Jean-Paul Laurens: El Papa Formoso y Esteban VI (1870) |
En enero de 897 el papa Esteban VI acusó a su predecesor Formoso de perjurio y de haber accedido al papado de forma ilegal y decidió juzgarlo en la misma basílica de San Juan de Letrán. Como este ya estaba muerto y enterrado desde hacía nueve meses, su sucesor ordenó que lo inhumaran, lo vestieran con las vestimentas papales y se le sentara en la cátedra pontificia, a la que se le amarró con una cuerda para que no se escurriera. Un diácono contestó a las acusaciones por Formoso, pues, claro, este no podía hablar, aunque me imagino que respondería con monosílabos o, a lo sumo, frases cortas, para que no se le pudiera acusar de que se tomaba la defensa demasiado en serio. El propio Esteban VI hizo las veces de juez.
Este hecho fue certificado en las actas del concilio romano de 898, en las que se recoge textualmente: «Un hedor terrible emanaba de los restos cadavéricos. A pesar de todo ello, se le llevó ante el tribunal, revestido de sus ornamentos sagrados, con la mitra papal sobre la cabeza casi esqueletizada donde en las vacías cuencas pululaban los gusanos destructores, los trabajadores de la muerte».

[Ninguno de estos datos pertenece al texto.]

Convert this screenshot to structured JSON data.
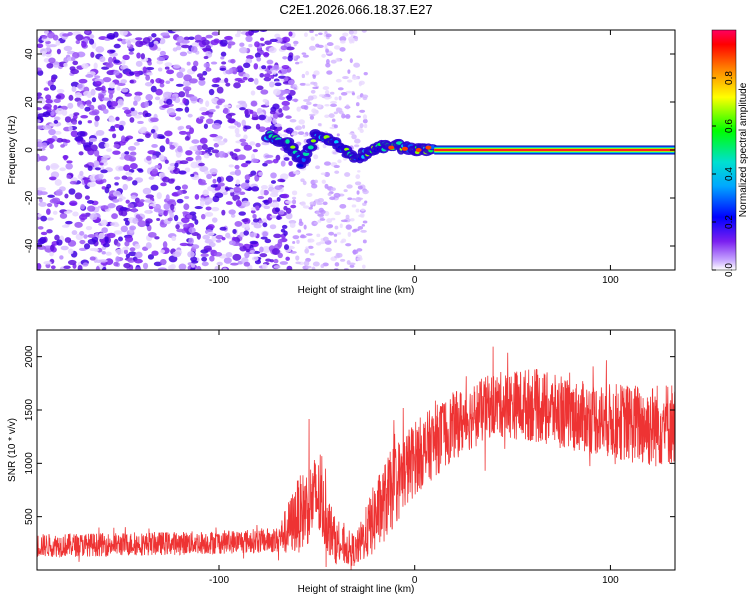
{
  "title": "C2E1.2026.066.18.37.E27",
  "colors": {
    "snr_line": "#ee3333",
    "frame": "#000000",
    "spectro_base": "#7a1ff0"
  },
  "chart_data": [
    {
      "type": "heatmap",
      "title": "C2E1.2026.066.18.37.E27",
      "xlabel": "Height of straight line (km)",
      "ylabel": "Frequency (Hz)",
      "xlim": [
        -193,
        133
      ],
      "ylim": [
        -50,
        50
      ],
      "xticks": [
        -100,
        0,
        100
      ],
      "xtick_labels": [
        "-100",
        "0",
        "100"
      ],
      "yticks": [
        -40,
        -20,
        0,
        20,
        40
      ],
      "ytick_labels": [
        "-40",
        "-20",
        "0",
        "20",
        "40"
      ],
      "colorbar": {
        "label": "Normalized spectral amplitude",
        "range": [
          0,
          1
        ],
        "ticks": [
          0,
          0.2,
          0.4,
          0.6,
          0.8
        ],
        "tick_labels": [
          "0.0",
          "0.2",
          "0.4",
          "0.6",
          "0.8"
        ]
      },
      "features": {
        "noise_region_x": [
          -193,
          -62
        ],
        "sparse_noise_x": [
          -62,
          -25
        ],
        "transition_track": [
          {
            "x": -75,
            "y": 6
          },
          {
            "x": -65,
            "y": 3
          },
          {
            "x": -58,
            "y": -5
          },
          {
            "x": -50,
            "y": 7
          },
          {
            "x": -40,
            "y": 2
          },
          {
            "x": -30,
            "y": -3
          },
          {
            "x": -20,
            "y": 1
          },
          {
            "x": -10,
            "y": 2
          },
          {
            "x": 0,
            "y": 0
          },
          {
            "x": 10,
            "y": 1
          }
        ],
        "steady_line": {
          "x_start": 10,
          "x_end": 133,
          "y": 0
        }
      }
    },
    {
      "type": "line",
      "xlabel": "Height of straight line (km)",
      "ylabel": "SNR (10 * v/v)",
      "xlim": [
        -193,
        133
      ],
      "ylim": [
        0,
        2250
      ],
      "xticks": [
        -100,
        0,
        100
      ],
      "xtick_labels": [
        "-100",
        "0",
        "100"
      ],
      "yticks": [
        500,
        1000,
        1500,
        2000
      ],
      "ytick_labels": [
        "500",
        "1000",
        "1500",
        "2000"
      ],
      "envelope": {
        "x": [
          -193,
          -150,
          -100,
          -70,
          -60,
          -50,
          -40,
          -30,
          -20,
          -10,
          0,
          20,
          40,
          60,
          80,
          100,
          120,
          133
        ],
        "mean": [
          230,
          240,
          260,
          280,
          500,
          700,
          250,
          180,
          500,
          800,
          1050,
          1350,
          1550,
          1550,
          1450,
          1400,
          1350,
          1380
        ],
        "spread": [
          110,
          110,
          110,
          120,
          350,
          400,
          200,
          150,
          350,
          400,
          350,
          320,
          300,
          350,
          330,
          350,
          400,
          400
        ]
      }
    }
  ]
}
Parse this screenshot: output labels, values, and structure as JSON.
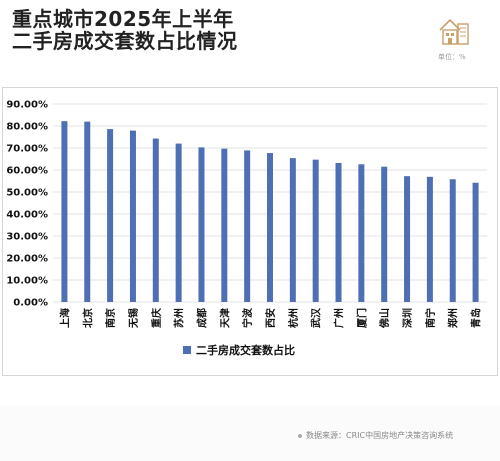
{
  "header": {
    "title_line1": "重点城市2025年上半年",
    "title_line2": "二手房成交套数占比情况",
    "unit_label": "单位：%"
  },
  "footer": {
    "source": "数据来源：CRIC中国房地产决策咨询系统"
  },
  "colors": {
    "bar": "#4e6fb3",
    "grid": "#e3e3e3",
    "axis_text": "#111111"
  },
  "chart_data": {
    "type": "bar",
    "categories": [
      "上海",
      "北京",
      "南京",
      "无锡",
      "重庆",
      "苏州",
      "成都",
      "天津",
      "宁波",
      "西安",
      "杭州",
      "武汉",
      "广州",
      "厦门",
      "佛山",
      "深圳",
      "南宁",
      "郑州",
      "青岛"
    ],
    "series": [
      {
        "name": "二手房成交套数占比",
        "values": [
          82.2,
          82.0,
          78.6,
          77.9,
          74.3,
          72.0,
          70.3,
          69.7,
          68.9,
          67.7,
          65.4,
          64.7,
          63.2,
          62.6,
          61.5,
          57.2,
          56.9,
          55.8,
          54.2
        ]
      }
    ],
    "yticks": [
      "0.00%",
      "10.00%",
      "20.00%",
      "30.00%",
      "40.00%",
      "50.00%",
      "60.00%",
      "70.00%",
      "80.00%",
      "90.00%"
    ],
    "ylim": [
      0,
      90
    ],
    "grid": true,
    "legend": "bottom"
  }
}
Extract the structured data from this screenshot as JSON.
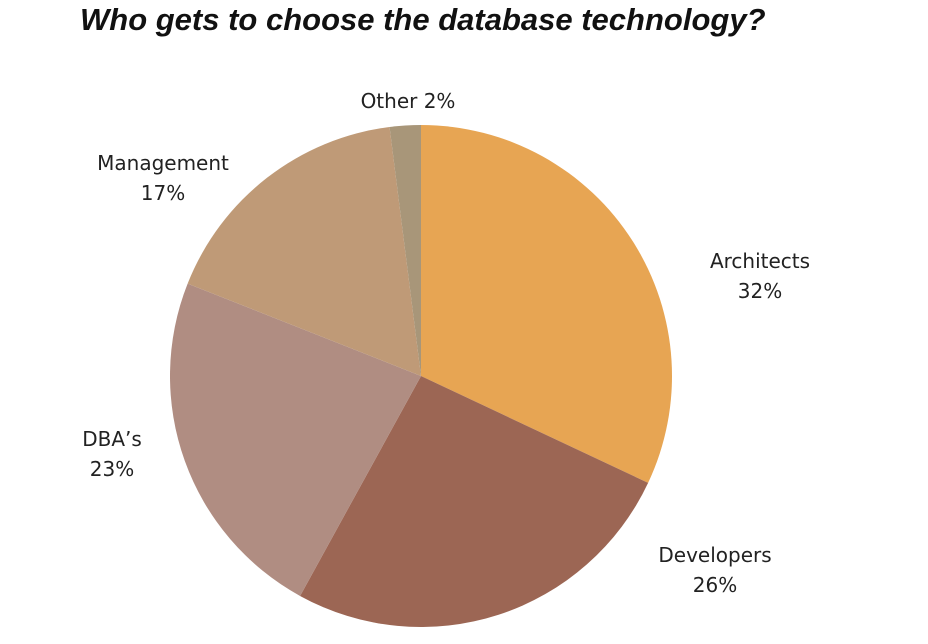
{
  "chart_data": {
    "type": "pie",
    "title": "Who gets to choose the database technology?",
    "start": "top",
    "direction": "clockwise",
    "slices": [
      {
        "label": "Architects",
        "value": 32,
        "value_label": "32%",
        "color": "#E7A553"
      },
      {
        "label": "Developers",
        "value": 26,
        "value_label": "26%",
        "color": "#9C6654"
      },
      {
        "label": "DBA’s",
        "value": 23,
        "value_label": "23%",
        "color": "#B08D82"
      },
      {
        "label": "Management",
        "value": 17,
        "value_label": "17%",
        "color": "#BF9A77"
      },
      {
        "label": "Other",
        "value": 2,
        "value_label": "2%",
        "color": "#A89679"
      }
    ]
  }
}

Encontrado culpable, se declaró inválida su elección como papa y se anularon todos sus actos y ordenaciones (algo paradójico, pues el propio Esteban había sido nombrado obispo por Formoso). A continuación, se procedió a ultrajar al cadáver, despojarlo de sus vestiduras, se le arrancaron de la mano los tres dedos con que impartía las bendiciones papales y sus restos fueron depositados con la mayor rudeza en una fosa donde se enterraba a los criminales. Ahí permanecieron varios meses hasta la entronización de Teodoro II (cuyo pontificado tan solo duró 20 días, antes de ser asesinado), cuando fueron restituidos a la basílica de San Pedro. Según el cronista Liutprando de Cremona, cuando el cadáver de Formoso fue de nuevo enterrado, las estatuas del Vaticano se inclinaron ante él, en lo que sería un milagro de este movido difunto.
Para evitar que se repitieran sucesos tan horribles como el sínodo cadavérico, el papa Juan IX convocó dos concilios, uno en Rávena y otro en Roma, en los que se prohibió toda acusación en tribunales contra una persona muerta.
Pero la historia de las vicisitudes de los restos de Formoso no acaba aquí, pues el papa Sergio III, al acceder el trono en 904, anuló las decisiones de Juan IX y Teodoro II y, según Bartolomeo Platina, inició un segundo juicio contra el difunto, hallándolo nuevamente culpable. El cadáver de Formoso, que ya debía estar hecho fosfatina, fue decapitado y arrojado al Tíber para que "desapareciese de la faz de la tierra". Sin embargo, según la leyenda, se enredó en las redes de un pescador, que lo extrajo de las aguas y lo escondió. Finalizado el pontificado de Sergio III, estos milagrosos restos fueron depositados en el Vaticano, donde yacen hasta el día de hoy.